About Sossina M. Haile

Sossina M. Haile is the Walter P. Murphy Professor of Materials Science and Engineering at Northwestern University, a position she assumed in 2015 after serving 18 years on the faculty at the California Institute of Technology. She earned her PhD degree in materials science and engineering from the Massachusetts Institute of Technology in 1992 and spent two years (1991-1993) at the Max Planck Institute for Solid State Research in Stuttgart, Germany, first as a Fulbright Fellow, then as a Humboldt Fellow. Haile’s research broadly encompasses materials, especially oxides, for sustainable electrochemical energy technologies. Her work in fuel cell science and technology has pushed the field to new insights and record performance metrics. In parallel, she has created new avenues for harnessing sunlight to meet rising energy demands.

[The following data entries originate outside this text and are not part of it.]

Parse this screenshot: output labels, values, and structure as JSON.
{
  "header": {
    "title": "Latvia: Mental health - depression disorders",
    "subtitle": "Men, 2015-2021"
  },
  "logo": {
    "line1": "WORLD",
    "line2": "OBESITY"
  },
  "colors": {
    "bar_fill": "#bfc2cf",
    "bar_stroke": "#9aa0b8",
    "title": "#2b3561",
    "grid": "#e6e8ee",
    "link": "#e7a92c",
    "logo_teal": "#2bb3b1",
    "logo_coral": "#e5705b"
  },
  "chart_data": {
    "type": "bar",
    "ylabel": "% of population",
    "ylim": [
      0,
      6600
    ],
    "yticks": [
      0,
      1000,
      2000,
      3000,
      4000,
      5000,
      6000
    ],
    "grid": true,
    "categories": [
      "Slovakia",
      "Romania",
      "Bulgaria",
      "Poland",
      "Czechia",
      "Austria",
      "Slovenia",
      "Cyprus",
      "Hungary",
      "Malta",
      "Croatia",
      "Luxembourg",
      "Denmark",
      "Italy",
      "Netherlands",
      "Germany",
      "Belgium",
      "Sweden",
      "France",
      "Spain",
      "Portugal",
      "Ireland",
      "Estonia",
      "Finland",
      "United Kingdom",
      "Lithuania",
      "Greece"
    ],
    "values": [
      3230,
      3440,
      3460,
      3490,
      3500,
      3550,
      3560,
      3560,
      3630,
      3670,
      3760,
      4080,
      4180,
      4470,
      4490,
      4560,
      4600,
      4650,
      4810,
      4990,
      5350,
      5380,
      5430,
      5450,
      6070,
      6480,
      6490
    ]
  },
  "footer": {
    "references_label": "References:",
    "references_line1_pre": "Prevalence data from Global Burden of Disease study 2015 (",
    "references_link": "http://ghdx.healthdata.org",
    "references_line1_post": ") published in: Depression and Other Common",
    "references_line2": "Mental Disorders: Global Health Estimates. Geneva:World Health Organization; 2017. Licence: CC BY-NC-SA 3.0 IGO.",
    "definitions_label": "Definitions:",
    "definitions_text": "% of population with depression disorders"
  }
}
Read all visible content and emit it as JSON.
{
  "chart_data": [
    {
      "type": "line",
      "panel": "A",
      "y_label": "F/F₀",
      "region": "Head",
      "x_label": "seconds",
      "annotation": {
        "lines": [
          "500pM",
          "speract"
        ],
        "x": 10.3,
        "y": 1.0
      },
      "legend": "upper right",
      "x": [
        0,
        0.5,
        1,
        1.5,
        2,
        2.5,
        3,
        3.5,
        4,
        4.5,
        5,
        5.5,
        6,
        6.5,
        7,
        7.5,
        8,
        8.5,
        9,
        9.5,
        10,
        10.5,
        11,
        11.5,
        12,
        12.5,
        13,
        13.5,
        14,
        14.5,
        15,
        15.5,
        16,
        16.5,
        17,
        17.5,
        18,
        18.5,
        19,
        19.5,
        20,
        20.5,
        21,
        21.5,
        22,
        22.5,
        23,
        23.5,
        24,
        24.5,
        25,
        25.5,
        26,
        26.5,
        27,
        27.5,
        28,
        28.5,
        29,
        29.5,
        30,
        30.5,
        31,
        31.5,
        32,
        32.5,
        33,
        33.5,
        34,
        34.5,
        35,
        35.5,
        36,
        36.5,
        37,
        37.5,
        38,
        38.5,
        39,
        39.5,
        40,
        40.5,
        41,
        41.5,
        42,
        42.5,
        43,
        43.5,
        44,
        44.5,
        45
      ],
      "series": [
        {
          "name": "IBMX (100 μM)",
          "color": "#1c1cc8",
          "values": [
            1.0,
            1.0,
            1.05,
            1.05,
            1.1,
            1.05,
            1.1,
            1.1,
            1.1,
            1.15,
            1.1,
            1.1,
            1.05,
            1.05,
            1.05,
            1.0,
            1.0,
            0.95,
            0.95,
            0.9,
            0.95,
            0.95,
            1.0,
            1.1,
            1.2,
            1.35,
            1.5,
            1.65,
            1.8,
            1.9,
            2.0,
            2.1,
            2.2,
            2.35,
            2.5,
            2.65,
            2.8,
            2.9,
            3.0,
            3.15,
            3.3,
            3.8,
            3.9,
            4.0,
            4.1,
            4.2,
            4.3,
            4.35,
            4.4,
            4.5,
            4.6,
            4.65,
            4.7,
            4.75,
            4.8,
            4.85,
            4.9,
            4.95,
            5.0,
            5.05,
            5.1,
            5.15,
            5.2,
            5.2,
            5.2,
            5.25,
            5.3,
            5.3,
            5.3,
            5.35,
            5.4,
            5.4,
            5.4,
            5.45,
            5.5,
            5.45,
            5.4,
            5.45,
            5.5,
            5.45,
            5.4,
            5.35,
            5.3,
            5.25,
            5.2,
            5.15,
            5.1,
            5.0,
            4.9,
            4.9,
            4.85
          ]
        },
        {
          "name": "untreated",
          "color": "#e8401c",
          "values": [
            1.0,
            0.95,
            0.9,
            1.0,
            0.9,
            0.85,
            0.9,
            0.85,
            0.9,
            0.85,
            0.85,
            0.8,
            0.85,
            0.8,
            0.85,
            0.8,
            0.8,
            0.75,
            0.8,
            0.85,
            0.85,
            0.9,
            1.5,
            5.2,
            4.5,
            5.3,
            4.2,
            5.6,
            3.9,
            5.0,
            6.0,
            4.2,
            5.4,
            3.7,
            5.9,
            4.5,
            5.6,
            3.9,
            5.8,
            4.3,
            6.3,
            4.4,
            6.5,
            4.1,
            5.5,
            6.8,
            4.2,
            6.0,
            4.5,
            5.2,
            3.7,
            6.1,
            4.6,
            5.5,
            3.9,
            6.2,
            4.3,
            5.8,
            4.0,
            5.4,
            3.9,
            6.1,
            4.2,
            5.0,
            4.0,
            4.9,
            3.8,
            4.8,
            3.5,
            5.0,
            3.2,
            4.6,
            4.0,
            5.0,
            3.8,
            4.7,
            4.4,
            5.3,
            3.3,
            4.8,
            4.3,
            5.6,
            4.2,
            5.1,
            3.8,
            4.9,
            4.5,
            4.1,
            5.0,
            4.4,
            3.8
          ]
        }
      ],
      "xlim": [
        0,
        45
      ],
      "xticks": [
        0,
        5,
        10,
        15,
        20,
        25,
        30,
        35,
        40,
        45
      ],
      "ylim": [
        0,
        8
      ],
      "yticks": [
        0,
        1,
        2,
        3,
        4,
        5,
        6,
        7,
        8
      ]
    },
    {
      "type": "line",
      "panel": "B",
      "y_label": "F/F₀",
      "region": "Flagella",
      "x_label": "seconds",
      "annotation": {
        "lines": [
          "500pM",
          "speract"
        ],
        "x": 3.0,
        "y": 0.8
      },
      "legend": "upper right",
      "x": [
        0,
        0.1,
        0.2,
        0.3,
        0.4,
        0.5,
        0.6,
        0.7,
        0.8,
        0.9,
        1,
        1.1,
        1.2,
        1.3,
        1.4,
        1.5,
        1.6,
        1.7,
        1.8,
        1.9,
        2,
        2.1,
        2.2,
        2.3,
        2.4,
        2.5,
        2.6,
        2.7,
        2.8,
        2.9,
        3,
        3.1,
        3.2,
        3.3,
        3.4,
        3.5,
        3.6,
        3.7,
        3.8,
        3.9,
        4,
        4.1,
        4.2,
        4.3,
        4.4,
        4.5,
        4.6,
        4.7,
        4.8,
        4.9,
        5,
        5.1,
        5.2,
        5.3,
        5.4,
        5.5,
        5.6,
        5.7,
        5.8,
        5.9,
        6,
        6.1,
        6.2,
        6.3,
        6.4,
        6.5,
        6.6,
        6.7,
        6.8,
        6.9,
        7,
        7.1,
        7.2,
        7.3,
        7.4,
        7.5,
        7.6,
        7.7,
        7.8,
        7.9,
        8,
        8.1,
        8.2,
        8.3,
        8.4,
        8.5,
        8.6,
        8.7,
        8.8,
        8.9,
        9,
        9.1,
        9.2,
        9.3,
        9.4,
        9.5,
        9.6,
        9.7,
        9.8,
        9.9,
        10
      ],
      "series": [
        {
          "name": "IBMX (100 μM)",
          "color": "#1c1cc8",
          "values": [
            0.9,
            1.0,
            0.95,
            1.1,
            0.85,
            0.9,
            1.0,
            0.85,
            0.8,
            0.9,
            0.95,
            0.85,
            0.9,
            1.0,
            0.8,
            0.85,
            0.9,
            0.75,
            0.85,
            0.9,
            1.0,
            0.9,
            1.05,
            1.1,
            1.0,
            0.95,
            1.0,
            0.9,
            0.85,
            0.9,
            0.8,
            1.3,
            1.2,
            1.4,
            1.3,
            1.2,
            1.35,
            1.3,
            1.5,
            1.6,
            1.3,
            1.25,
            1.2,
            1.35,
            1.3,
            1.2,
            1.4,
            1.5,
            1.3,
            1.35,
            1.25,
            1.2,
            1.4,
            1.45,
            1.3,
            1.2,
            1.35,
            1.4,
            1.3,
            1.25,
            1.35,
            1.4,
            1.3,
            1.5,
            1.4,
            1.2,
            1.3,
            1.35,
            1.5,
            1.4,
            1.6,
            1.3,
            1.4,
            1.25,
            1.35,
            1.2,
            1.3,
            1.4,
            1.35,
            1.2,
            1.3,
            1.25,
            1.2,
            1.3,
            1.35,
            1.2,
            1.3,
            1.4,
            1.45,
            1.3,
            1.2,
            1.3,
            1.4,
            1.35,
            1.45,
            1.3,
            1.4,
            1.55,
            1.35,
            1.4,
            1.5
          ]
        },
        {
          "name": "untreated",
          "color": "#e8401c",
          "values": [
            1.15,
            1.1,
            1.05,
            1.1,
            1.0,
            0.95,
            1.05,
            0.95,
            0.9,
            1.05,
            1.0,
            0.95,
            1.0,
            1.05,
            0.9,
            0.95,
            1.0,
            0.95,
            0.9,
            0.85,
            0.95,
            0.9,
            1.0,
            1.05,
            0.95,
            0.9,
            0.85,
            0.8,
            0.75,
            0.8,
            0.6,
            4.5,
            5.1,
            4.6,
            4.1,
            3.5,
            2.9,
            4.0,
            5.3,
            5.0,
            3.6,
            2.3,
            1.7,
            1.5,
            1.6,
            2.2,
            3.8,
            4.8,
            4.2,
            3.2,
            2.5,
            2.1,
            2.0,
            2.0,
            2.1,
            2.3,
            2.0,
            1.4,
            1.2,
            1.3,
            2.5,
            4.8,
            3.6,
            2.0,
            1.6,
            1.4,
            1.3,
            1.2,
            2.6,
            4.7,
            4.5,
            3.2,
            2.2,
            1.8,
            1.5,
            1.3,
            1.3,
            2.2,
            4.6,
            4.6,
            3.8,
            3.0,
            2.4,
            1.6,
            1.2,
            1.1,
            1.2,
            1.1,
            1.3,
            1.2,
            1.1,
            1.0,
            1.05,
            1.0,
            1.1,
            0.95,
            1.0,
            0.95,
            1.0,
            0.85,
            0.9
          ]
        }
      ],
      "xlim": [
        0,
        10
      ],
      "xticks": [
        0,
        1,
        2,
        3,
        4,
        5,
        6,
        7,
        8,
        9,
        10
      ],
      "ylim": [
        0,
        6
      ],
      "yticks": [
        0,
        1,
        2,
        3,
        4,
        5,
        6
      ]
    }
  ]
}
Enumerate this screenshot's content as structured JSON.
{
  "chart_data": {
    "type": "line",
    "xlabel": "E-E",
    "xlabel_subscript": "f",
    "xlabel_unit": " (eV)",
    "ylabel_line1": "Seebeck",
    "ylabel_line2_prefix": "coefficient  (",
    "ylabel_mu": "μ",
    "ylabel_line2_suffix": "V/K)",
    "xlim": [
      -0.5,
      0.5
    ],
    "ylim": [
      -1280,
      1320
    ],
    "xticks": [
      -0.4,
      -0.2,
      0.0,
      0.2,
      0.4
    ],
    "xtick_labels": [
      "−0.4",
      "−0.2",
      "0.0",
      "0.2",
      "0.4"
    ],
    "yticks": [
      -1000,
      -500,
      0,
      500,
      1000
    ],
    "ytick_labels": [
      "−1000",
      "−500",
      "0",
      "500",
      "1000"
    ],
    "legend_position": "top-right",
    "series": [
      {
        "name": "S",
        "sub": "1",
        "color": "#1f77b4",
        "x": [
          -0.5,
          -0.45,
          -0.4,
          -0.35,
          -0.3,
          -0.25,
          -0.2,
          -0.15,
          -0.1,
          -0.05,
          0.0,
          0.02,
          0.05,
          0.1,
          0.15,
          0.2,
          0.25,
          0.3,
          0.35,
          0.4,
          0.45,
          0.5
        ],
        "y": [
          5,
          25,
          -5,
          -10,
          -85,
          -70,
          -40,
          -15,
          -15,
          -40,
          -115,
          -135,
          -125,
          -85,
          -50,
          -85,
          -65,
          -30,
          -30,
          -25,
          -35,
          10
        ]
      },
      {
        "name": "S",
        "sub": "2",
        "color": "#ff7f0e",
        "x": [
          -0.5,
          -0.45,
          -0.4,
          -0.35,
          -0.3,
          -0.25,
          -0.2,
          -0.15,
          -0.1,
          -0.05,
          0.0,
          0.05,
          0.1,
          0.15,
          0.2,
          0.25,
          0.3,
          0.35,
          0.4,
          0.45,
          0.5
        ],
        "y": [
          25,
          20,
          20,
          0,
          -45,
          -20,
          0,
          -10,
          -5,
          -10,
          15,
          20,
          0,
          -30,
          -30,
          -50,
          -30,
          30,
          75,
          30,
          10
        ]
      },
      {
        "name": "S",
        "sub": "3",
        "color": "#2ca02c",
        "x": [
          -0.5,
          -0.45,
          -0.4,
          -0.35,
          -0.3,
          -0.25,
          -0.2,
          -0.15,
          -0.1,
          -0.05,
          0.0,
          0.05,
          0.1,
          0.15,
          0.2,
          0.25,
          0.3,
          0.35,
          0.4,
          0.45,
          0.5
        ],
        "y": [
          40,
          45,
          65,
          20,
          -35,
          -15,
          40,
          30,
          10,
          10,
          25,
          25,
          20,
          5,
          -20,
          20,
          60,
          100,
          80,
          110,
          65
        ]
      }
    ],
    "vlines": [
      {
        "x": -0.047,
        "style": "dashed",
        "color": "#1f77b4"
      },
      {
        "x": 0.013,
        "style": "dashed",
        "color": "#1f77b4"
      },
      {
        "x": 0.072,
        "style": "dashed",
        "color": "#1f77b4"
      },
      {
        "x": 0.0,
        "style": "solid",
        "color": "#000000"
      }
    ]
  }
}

Haile has published approximately 200 articles and holds 14 patents on these and other topics. Amongst her many awards, in 2008 Haile received an American Competitiveness and Innovation Fellowship from the U.S. National Science Foundation in recognition of “her timely and transformative research in the energy field and her dedication to inclusive mentoring, education and outreach across many levels.” In 2010, she was the recipient of the Chemical Pioneer Award (American Institute of Chemists); in 2012, the International Ceramics Prize (World Academy of Ceramics); and in 2020, the David Turnbull Lectureship (Materials Research Society). She is a fellow of the Materials Research Society, the American Ceramics Society, the African Academy of Sciences, and the Ethiopian Academy of Sciences, and serves on the editorial boards of Materials Horizons, Annual Review of Materials Research and Joule. Her professional service includes past membership on the board of the Materials Research Society, and current membership on the board of Ethiopia Education Initiatives.